Je veux – je vais le lire!
Excellent billet! Si je ne l’avais pas déjà repéré, tu aurais réussi à me persuader de mettre la main dessus!

Electra 13 février 2019 - 19 h 36 min

Oui ! Il faut que tu le lises – il est passionnant, les chapitres sont courts mais rythmés et c’est prenant. Il va te plaire ! Si tu ne le trouves pas, je te l’apporte bientôt !

Eva 13 février 2019 - 21 h 54 min

dûment noté ! c’est bizarre la couverture me dit quelque chose, j’ai vu le livre en librairie et j’avais l’impression que c’était un livre qui était sorti depuis un certain temps alors que c’est une nouveauté… la couv doit me faire penser à celle d’un autre livre…

Electra 13 février 2019 - 22 h 09 min

Je ne pense pas car c’est une photo prise à Janesville lors de la fermeture de l’usine de GM, je l’ai retrouvée sur le site du NY Times … mais peut-être avais-tu croisé le livre en anglais ? Il est sorti en 2017. Sinon, je pense qu’il te plaira 🙂

keisha 14 février 2019 - 7 h 31 min

Je viens de lire une enquête un peu du mêem tonneau, alors oui, ça me parle!

Electra 14 février 2019 - 20 h 21 min

Oui je viens de voir cela ! finalement deux lectures assez proches et le même constat…

Virginie 14 février 2019 - 8 h 01 min

J’avais repéré ce titre !
C’est plus un récit qu’un roman, non ?

Electra 14 février 2019 - 20 h 23 min

Ce n’est pas un roman ! C’est une enquête, un récit d’une investigation par une des journalistes du Washington Post. Il n’y a rien de fictionnel, les familles, toutes les personnes citées sont bien réelles mais ça se lit avec la même fluidité qu’un roman 😉

keisha 14 février 2019 - 16 h 03 min

Pas du tout un roman, plutôt une enquête, où la journaliste va mêem jusqu’à tenter la vie en caravane et les p’tits boulots.

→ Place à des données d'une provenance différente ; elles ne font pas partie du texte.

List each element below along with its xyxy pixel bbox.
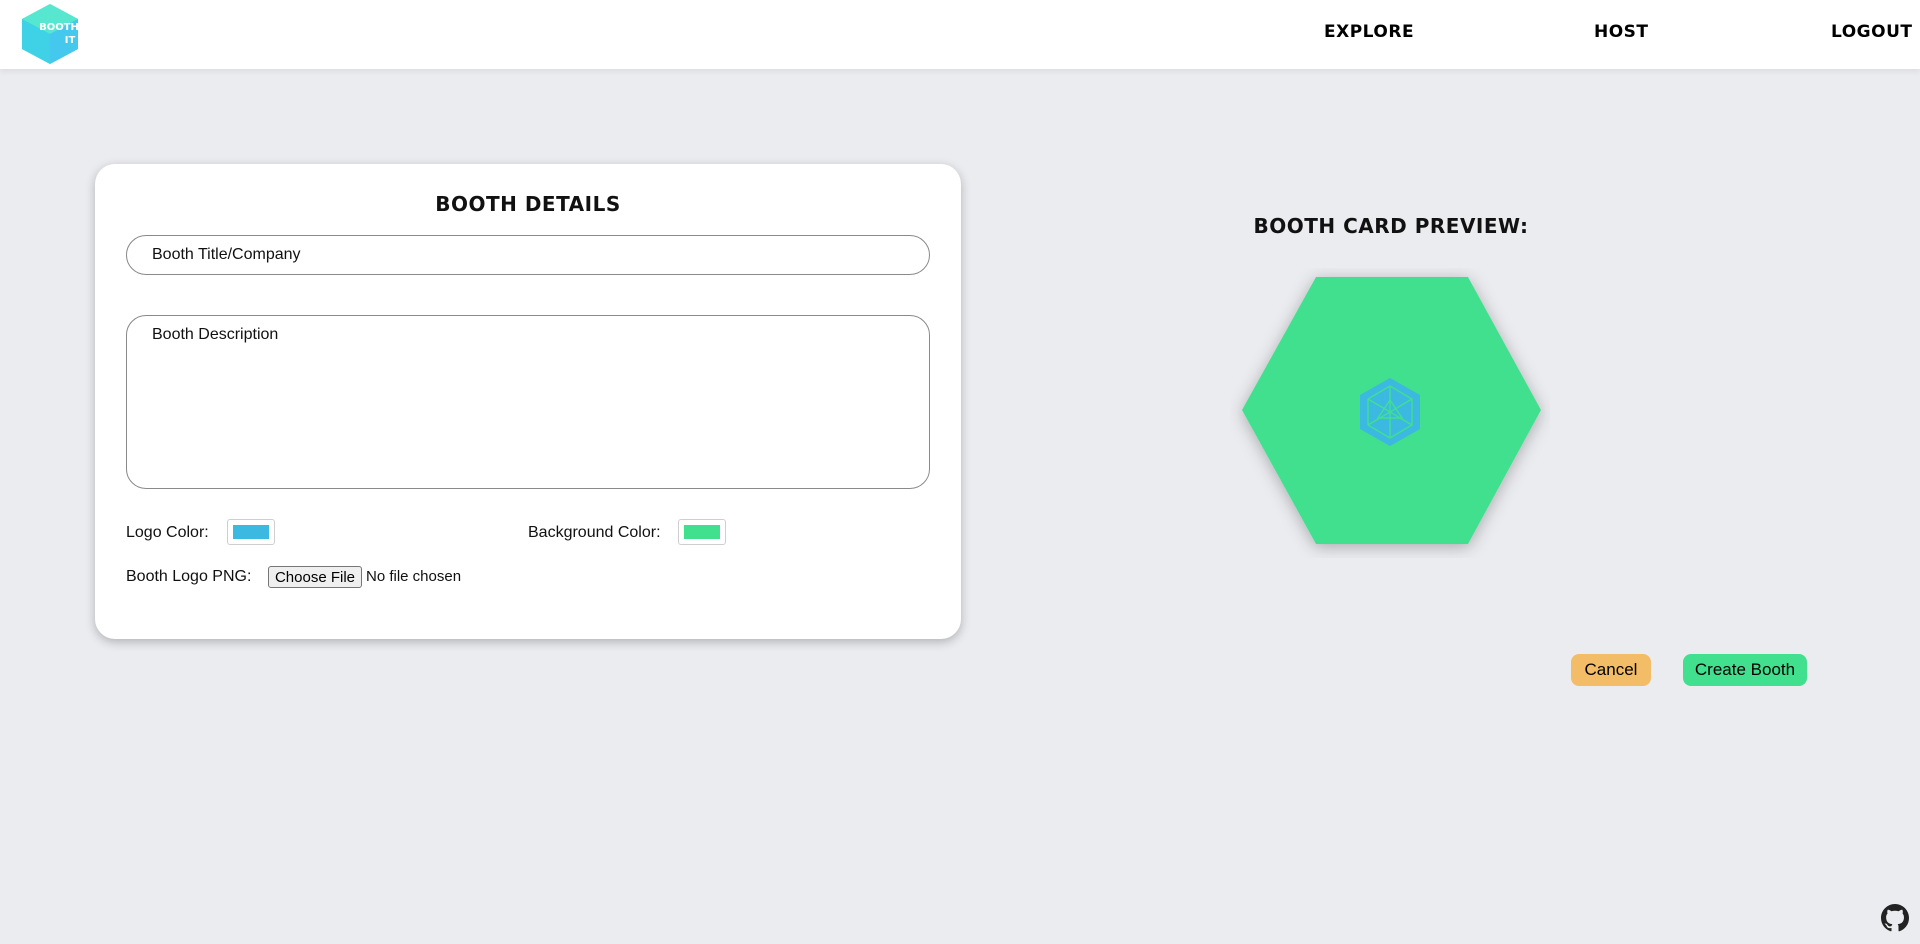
nav-explore[interactable]: EXPLORE <box>1324 22 1414 42</box>
nav-logout[interactable]: LOGOUT <box>1831 22 1912 42</box>
background-color-label: Background Color: <box>528 524 661 541</box>
logo-text-line2: IT <box>65 35 76 46</box>
logo-color-swatch <box>233 525 269 539</box>
nav-host[interactable]: HOST <box>1594 22 1649 42</box>
logo-text-line1: BOOTH <box>39 22 79 33</box>
github-icon[interactable] <box>1881 904 1909 932</box>
booth-title-input[interactable] <box>126 235 930 275</box>
booth-it-logo-icon[interactable]: BOOTH IT <box>18 3 82 65</box>
top-navbar: BOOTH IT EXPLORE HOST LOGOUT <box>0 0 1920 69</box>
cancel-button[interactable]: Cancel <box>1571 654 1651 686</box>
booth-card-preview-title: BOOTH CARD PREVIEW: <box>1253 214 1529 238</box>
background-color-picker[interactable] <box>678 519 726 545</box>
booth-logo-png-label: Booth Logo PNG: <box>126 568 252 585</box>
create-booth-button[interactable]: Create Booth <box>1683 654 1807 686</box>
choose-file-button[interactable]: Choose File <box>268 566 362 588</box>
booth-description-input[interactable] <box>126 315 930 489</box>
background-color-swatch <box>684 525 720 539</box>
booth-card-preview <box>1242 277 1541 544</box>
logo-color-label: Logo Color: <box>126 524 209 541</box>
logo-color-picker[interactable] <box>227 519 275 545</box>
booth-details-title: BOOTH DETAILS <box>435 192 621 216</box>
file-status-text: No file chosen <box>366 568 462 585</box>
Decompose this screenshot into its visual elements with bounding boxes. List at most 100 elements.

Electra 14 février 2019 - 20 h 23 min

ah tu parles du tien ! Oui, les journalistes américains vont souvent dans l’immersion – tu te souviens de celui qui avait mangé uniquement des burgers ?

Jerome 19 février 2019 - 17 h 12 min

Une de mes prochaines lectures. Tu penses que je m’en réjouis d’avance !

Electra 19 février 2019 - 19 h 43 min

ah oui ! tu vas te régaler enfin c’est pas très joyeux mais c’est passionnant, bonne lecture !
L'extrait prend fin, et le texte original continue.